LOL I definitely dont want to cause problems with the misses!

Anyway, glad you sorted it out, I love Canadian Salmon, albeit more lean, and some times has codoa, but hey, you get what you pay for :P


----------



## tropics (May 31, 2016)

Disco you turned another Salmon into a fantastic looking meal,Thanks for sharing

Richie


----------



## essexsmoker (May 31, 2016)

Disco said:


> SmokinAl said:
> 
> 
> > Another awesome cook Disco!
> ...



Thanks, will give it a try out.  :thumbup:


----------



## disco (May 31, 2016)

tropics said:


> Disco you turned another Salmon into a fantastic looking meal,Thanks for sharing
> 
> Richie


Thanks, Richie!
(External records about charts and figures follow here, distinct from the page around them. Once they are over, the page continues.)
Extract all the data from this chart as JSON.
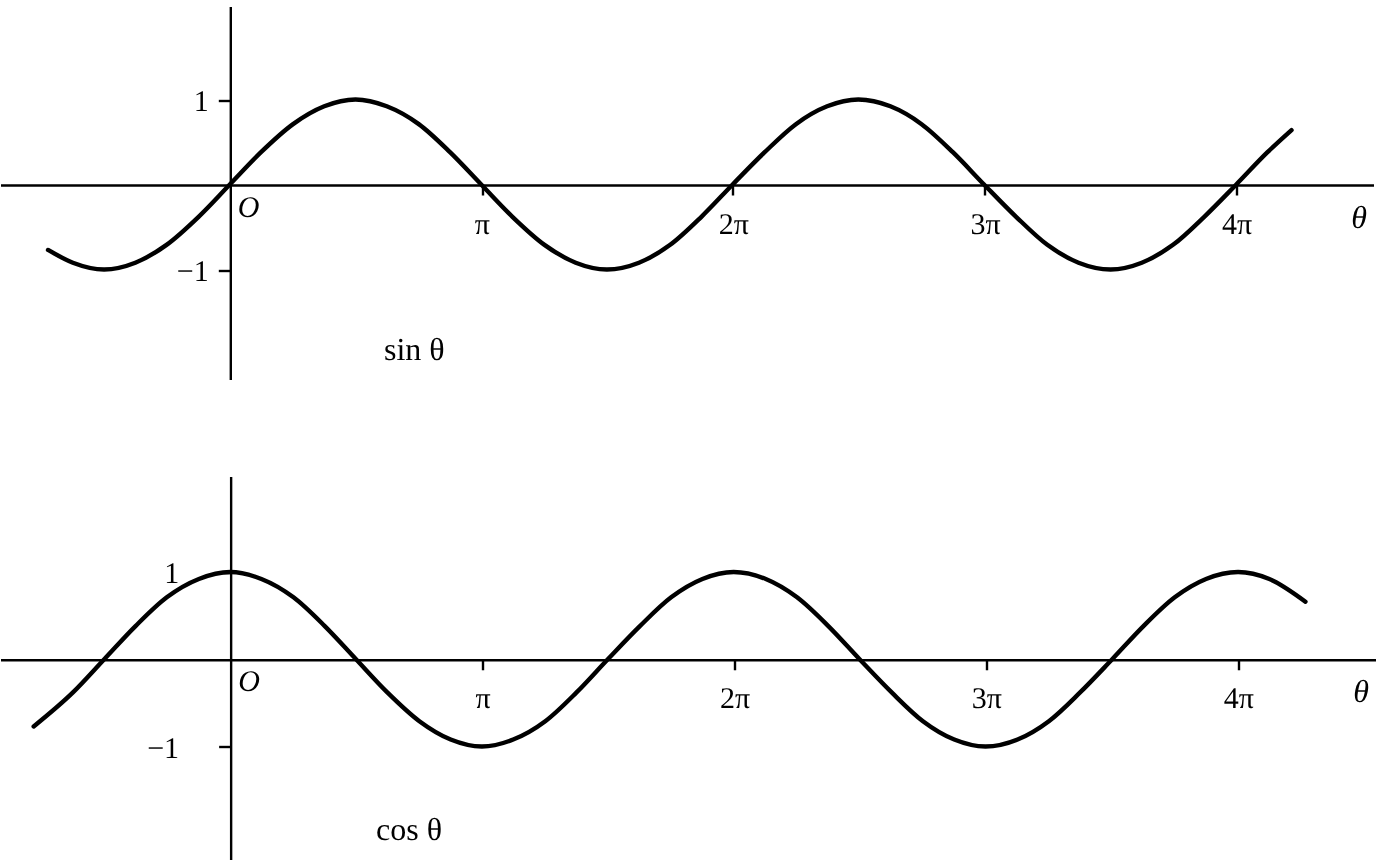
{
  "chart_data": [
    {
      "type": "line",
      "title": "sin θ",
      "xlabel": "θ",
      "xlim": [
        -2.87,
        14.29
      ],
      "ylim": [
        -2.3,
        2.1
      ],
      "xticks": [
        {
          "value": 3.1416,
          "label": "π"
        },
        {
          "value": 6.2832,
          "label": "2π"
        },
        {
          "value": 9.4248,
          "label": "3π"
        },
        {
          "value": 12.5664,
          "label": "4π"
        }
      ],
      "yticks": [
        1,
        {
          "value": -1,
          "label": "−1"
        }
      ],
      "annotations": [
        "O"
      ],
      "x": [
        -2.27,
        -1.96,
        -1.57,
        -1.18,
        -0.79,
        -0.39,
        0,
        0.39,
        0.79,
        1.18,
        1.57,
        1.96,
        2.36,
        2.75,
        3.14,
        3.53,
        3.93,
        4.32,
        4.71,
        5.11,
        5.5,
        5.89,
        6.28,
        6.68,
        7.07,
        7.46,
        7.85,
        8.25,
        8.64,
        9.03,
        9.42,
        9.82,
        10.21,
        10.6,
        11,
        11.39,
        11.78,
        12.17,
        12.57,
        12.96,
        13.26
      ],
      "series": [
        {
          "color": "#000000",
          "values": [
            -0.77,
            -0.92,
            -1,
            -0.92,
            -0.71,
            -0.38,
            0,
            0.38,
            0.71,
            0.92,
            1,
            0.92,
            0.71,
            0.38,
            0,
            -0.38,
            -0.71,
            -0.92,
            -1,
            -0.92,
            -0.71,
            -0.38,
            0,
            0.38,
            0.71,
            0.92,
            1,
            0.92,
            0.71,
            0.38,
            0,
            -0.38,
            -0.71,
            -0.92,
            -1,
            -0.92,
            -0.71,
            -0.38,
            0,
            0.38,
            0.64
          ]
        }
      ]
    },
    {
      "type": "line",
      "title": "cos θ",
      "xlabel": "θ",
      "xlim": [
        -2.87,
        14.29
      ],
      "ylim": [
        -2.3,
        2.1
      ],
      "xticks": [
        {
          "value": 3.1416,
          "label": "π"
        },
        {
          "value": 6.2832,
          "label": "2π"
        },
        {
          "value": 9.4248,
          "label": "3π"
        },
        {
          "value": 12.5664,
          "label": "4π"
        }
      ],
      "yticks": [
        1,
        {
          "value": -1,
          "label": "−1"
        }
      ],
      "annotations": [
        "O"
      ],
      "x": [
        -2.45,
        -1.96,
        -1.57,
        -1.18,
        -0.79,
        -0.39,
        0,
        0.39,
        0.79,
        1.18,
        1.57,
        1.96,
        2.36,
        2.75,
        3.14,
        3.53,
        3.93,
        4.32,
        4.71,
        5.11,
        5.5,
        5.89,
        6.28,
        6.68,
        7.07,
        7.46,
        7.85,
        8.25,
        8.64,
        9.03,
        9.42,
        9.82,
        10.21,
        10.6,
        11,
        11.39,
        11.78,
        12.17,
        12.57,
        12.96,
        13.41
      ],
      "series": [
        {
          "color": "#000000",
          "values": [
            -0.77,
            -0.38,
            0,
            0.38,
            0.71,
            0.92,
            1,
            0.92,
            0.71,
            0.38,
            0,
            -0.38,
            -0.71,
            -0.92,
            -1,
            -0.92,
            -0.71,
            -0.38,
            0,
            0.38,
            0.71,
            0.92,
            1,
            0.92,
            0.71,
            0.38,
            0,
            -0.38,
            -0.71,
            -0.92,
            -1,
            -0.92,
            -0.71,
            -0.38,
            0,
            0.38,
            0.71,
            0.92,
            1,
            0.92,
            0.66
          ]
        }
      ]
    }
  ]
}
I wish I could afford salmon more often.


----------



## dirtsailor2003 (May 31, 2016)

Looks great Disco!


----------



## disco (May 31, 2016)

dirtsailor2003 said:


> Looks great Disco!


Thanks, Case.


----------



## Bearcarver (Jun 2, 2016)

Dang---That all looks Mighty Tasty, Disco!!!
	

	
	
		
		



		
		
	


	





-----------
	

	
	
		
		



		
		
	


	





That will definitely improve a Salad!!!
	

	
	
		
		



		
		
	


	





And That Salmon & Taters looks Awesome!!!
	

	
	
		
		



		
		
	


	





Did you ever try Qmatz?  That can keep your Fish from sticking & allow the smoke to get to the bottom of the fish at the same time. They work Great !!

Bear


----------



## disco (Jun 2, 2016)

dirtsailor2003 said:


> Looks great Disco!


Thanks, Case.


Bearcarver said:


> Dang---That all looks Mighty Tasty, Disco!!!
> 
> 
> 
> ...


Thanks, Bear! I will have to consider Qmatz but She Who Must Be Obeyed is squeaking a bit at the number of Q toys I have.


----------